A bill has been proposed in the New York State Assembly to close the “carried interest tax loophole” at the state level by taxing the carried interest income of private equity managers as ordinary income at a rate of 39 percent, rather than at the current capital gains rate of 20 percent.
The legislation is being introduced as a regional effort at the state-level in conjunction with the state legislatures of Connecticut, New Jersey and Massachusetts. The bill would make the tax increase contingent on the passage of corresponding legislation in Connecticut, New Jersey and Massachusetts, so that GPs could not avoid the tax by moving operations to a nearby state.
The bill was introduced by assembly members Jeffrion Aubry (D-35th district), Rodneyse Bichotte (D-42nd district) and Anthony Brindisi (D-119th district) last week, and has been referred to the state Committee on Ways and Means.
Closing the “loophole” would bring in an extra $3.7 billion in tax revenue for New York State a year, according to a memo accompanying the bill.
The bill would also “serve as a sign to the rest of the country that the New York State legislature is able to create reasonable comprehensive tax reform that does not seek to further enrich members of the economic elite on the backs of everyday Americans,” the memo added.
Supporters of the bill include such organizations as Patriotic Millionaires, Strong Economy for All, The Hedge Clippers and Citizen Action New York.
“This loophole is perhaps one of the most egregious examples of corporate welfare that I’ve ever seen.
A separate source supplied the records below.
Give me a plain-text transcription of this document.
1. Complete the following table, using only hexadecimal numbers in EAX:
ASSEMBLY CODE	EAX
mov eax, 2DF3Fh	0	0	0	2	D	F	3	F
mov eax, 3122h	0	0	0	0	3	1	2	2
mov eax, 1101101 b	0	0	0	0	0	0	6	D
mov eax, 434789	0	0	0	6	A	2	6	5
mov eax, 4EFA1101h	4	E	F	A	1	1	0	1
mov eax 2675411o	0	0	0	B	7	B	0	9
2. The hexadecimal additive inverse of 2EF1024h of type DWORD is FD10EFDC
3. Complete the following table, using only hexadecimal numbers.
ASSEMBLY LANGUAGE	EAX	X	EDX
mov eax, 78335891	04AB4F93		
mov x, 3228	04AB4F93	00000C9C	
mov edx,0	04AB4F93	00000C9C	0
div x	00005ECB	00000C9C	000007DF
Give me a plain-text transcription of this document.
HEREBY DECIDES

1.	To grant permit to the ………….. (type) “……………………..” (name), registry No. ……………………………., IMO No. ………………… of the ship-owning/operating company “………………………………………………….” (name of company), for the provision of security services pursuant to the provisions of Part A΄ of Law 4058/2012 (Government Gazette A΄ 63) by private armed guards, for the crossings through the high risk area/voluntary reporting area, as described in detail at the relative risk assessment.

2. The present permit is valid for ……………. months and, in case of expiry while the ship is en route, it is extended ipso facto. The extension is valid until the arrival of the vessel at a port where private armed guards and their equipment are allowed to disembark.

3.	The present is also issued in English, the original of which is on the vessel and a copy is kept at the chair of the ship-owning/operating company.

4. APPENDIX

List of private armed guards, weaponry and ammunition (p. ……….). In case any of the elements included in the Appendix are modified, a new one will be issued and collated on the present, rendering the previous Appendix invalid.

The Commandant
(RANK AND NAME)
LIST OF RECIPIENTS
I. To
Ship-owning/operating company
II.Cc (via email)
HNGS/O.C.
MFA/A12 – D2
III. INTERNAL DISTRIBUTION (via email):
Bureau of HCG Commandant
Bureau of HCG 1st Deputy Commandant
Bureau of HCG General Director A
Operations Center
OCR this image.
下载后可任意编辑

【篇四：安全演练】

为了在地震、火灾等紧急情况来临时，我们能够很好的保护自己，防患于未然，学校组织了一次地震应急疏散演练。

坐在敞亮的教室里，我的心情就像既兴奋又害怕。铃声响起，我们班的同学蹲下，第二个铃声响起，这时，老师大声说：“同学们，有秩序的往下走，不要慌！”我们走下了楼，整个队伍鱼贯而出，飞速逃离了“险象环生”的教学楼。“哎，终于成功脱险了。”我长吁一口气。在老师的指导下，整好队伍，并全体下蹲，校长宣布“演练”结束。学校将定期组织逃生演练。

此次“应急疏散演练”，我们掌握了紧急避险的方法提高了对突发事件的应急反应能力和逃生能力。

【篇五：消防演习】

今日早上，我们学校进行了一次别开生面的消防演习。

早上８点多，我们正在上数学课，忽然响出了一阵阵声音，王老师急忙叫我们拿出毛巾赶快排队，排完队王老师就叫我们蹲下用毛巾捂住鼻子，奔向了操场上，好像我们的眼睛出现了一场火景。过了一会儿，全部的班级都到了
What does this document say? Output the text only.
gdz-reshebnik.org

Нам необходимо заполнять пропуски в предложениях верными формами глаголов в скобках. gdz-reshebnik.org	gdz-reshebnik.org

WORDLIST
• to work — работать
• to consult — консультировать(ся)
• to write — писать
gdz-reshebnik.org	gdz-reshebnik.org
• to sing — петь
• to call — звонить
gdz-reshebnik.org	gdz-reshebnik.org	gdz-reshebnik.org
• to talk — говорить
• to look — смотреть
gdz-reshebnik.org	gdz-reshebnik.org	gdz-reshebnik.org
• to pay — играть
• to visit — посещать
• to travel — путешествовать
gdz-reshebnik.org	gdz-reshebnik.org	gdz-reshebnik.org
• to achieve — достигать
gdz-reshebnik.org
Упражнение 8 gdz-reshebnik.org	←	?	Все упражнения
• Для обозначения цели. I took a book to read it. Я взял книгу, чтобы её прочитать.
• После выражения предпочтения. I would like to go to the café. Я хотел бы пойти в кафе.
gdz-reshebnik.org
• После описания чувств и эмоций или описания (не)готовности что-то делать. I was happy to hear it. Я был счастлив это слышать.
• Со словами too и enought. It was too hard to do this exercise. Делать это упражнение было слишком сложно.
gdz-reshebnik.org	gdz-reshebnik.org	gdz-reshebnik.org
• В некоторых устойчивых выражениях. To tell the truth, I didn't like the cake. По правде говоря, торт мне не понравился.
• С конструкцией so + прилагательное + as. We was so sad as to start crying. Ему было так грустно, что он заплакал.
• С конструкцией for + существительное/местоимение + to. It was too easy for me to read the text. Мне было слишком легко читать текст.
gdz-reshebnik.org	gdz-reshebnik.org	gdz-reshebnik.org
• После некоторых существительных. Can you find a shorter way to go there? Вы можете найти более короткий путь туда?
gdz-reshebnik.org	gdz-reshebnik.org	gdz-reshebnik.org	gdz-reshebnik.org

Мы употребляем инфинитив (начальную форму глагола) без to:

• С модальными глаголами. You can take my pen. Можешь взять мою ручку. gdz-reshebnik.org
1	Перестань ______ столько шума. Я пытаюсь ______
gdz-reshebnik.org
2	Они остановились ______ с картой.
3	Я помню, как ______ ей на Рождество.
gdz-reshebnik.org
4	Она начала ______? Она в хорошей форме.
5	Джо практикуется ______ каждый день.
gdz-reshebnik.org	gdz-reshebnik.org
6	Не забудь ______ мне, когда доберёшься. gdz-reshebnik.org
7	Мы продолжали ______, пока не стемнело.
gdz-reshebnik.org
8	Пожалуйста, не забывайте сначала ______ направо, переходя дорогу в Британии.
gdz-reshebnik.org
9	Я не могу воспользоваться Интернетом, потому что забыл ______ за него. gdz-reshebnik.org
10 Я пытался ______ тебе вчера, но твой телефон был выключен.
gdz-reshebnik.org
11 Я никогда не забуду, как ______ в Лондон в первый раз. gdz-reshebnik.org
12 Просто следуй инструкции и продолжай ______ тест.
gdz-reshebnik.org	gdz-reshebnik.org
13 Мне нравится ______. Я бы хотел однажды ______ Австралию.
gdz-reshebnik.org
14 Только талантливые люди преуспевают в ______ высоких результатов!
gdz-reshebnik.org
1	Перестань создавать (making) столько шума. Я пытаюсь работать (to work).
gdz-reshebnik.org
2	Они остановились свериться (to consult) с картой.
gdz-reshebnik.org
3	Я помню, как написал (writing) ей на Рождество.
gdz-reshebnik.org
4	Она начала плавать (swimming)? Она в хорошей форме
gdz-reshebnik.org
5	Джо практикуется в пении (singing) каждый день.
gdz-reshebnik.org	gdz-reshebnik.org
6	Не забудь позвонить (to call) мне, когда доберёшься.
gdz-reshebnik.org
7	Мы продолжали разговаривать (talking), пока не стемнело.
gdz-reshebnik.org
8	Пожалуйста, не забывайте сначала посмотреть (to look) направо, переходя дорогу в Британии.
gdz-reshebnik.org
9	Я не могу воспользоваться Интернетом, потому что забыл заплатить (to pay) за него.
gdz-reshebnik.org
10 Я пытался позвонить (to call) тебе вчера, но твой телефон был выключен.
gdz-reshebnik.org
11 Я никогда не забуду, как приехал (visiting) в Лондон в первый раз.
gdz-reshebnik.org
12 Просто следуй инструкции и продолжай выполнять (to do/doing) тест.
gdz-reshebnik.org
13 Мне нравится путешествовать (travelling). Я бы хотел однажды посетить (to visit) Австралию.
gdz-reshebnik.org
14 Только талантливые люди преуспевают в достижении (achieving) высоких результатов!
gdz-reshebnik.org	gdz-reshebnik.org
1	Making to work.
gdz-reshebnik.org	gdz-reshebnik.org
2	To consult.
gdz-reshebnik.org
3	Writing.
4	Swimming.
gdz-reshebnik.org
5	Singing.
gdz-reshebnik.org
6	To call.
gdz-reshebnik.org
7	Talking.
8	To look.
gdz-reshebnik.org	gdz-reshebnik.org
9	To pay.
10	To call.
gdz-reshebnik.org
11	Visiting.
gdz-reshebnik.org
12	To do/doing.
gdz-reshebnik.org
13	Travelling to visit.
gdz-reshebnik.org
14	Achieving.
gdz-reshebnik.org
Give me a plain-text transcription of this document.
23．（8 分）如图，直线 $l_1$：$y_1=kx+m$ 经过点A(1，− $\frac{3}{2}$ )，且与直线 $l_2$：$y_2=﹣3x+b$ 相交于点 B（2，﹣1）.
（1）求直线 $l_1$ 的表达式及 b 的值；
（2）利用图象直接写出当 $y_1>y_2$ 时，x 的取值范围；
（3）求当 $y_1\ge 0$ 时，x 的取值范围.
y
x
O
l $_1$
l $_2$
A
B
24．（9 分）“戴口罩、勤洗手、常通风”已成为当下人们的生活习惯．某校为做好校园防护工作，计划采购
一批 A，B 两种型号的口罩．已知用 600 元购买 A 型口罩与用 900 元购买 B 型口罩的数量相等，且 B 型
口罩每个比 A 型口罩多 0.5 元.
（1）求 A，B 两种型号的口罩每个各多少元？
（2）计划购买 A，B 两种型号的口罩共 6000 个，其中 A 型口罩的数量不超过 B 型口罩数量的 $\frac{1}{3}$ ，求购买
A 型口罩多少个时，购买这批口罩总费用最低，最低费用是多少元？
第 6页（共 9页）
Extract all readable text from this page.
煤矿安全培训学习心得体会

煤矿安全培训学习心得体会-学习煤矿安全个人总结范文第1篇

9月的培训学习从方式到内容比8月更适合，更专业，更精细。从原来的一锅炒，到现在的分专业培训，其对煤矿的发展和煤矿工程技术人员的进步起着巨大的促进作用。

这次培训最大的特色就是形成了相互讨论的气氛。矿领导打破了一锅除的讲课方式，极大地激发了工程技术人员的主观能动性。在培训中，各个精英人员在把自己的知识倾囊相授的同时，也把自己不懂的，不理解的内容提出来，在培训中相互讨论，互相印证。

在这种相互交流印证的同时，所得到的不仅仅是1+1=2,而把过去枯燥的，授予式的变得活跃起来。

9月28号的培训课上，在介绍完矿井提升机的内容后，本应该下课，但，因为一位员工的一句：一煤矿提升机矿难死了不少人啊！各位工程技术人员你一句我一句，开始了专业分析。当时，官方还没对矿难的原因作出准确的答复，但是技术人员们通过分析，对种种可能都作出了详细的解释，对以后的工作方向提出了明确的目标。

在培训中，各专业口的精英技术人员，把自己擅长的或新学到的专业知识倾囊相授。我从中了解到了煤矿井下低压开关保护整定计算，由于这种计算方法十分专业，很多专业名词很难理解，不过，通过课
You know that there is something seriously wrong with the system when average hard working New Yorkers—school teachers, firefighters, police officers—pay a higher percentage in taxes than hedge fund millionaires,” said Aubry in a statement from Patriotic Millionaires, a group of high-income individuals that advocates for higher taxes on the wealthy.
Carry tax reform has been a hot topic at the federal level in recent years, landing in President Barack Obama’s federal budget proposal every year of his presidency and sparking bill proposals in both the House of Representatives and the Senate, all of which have been shut out or stalled, primarily by Republican lawmakers.
Carry taxation has also attracted plenty of attention during the current US presidential campaign, with frontrunners Hillary Clinton and Donald Trump both pledging to increase taxes on carry should they win the presidency in November.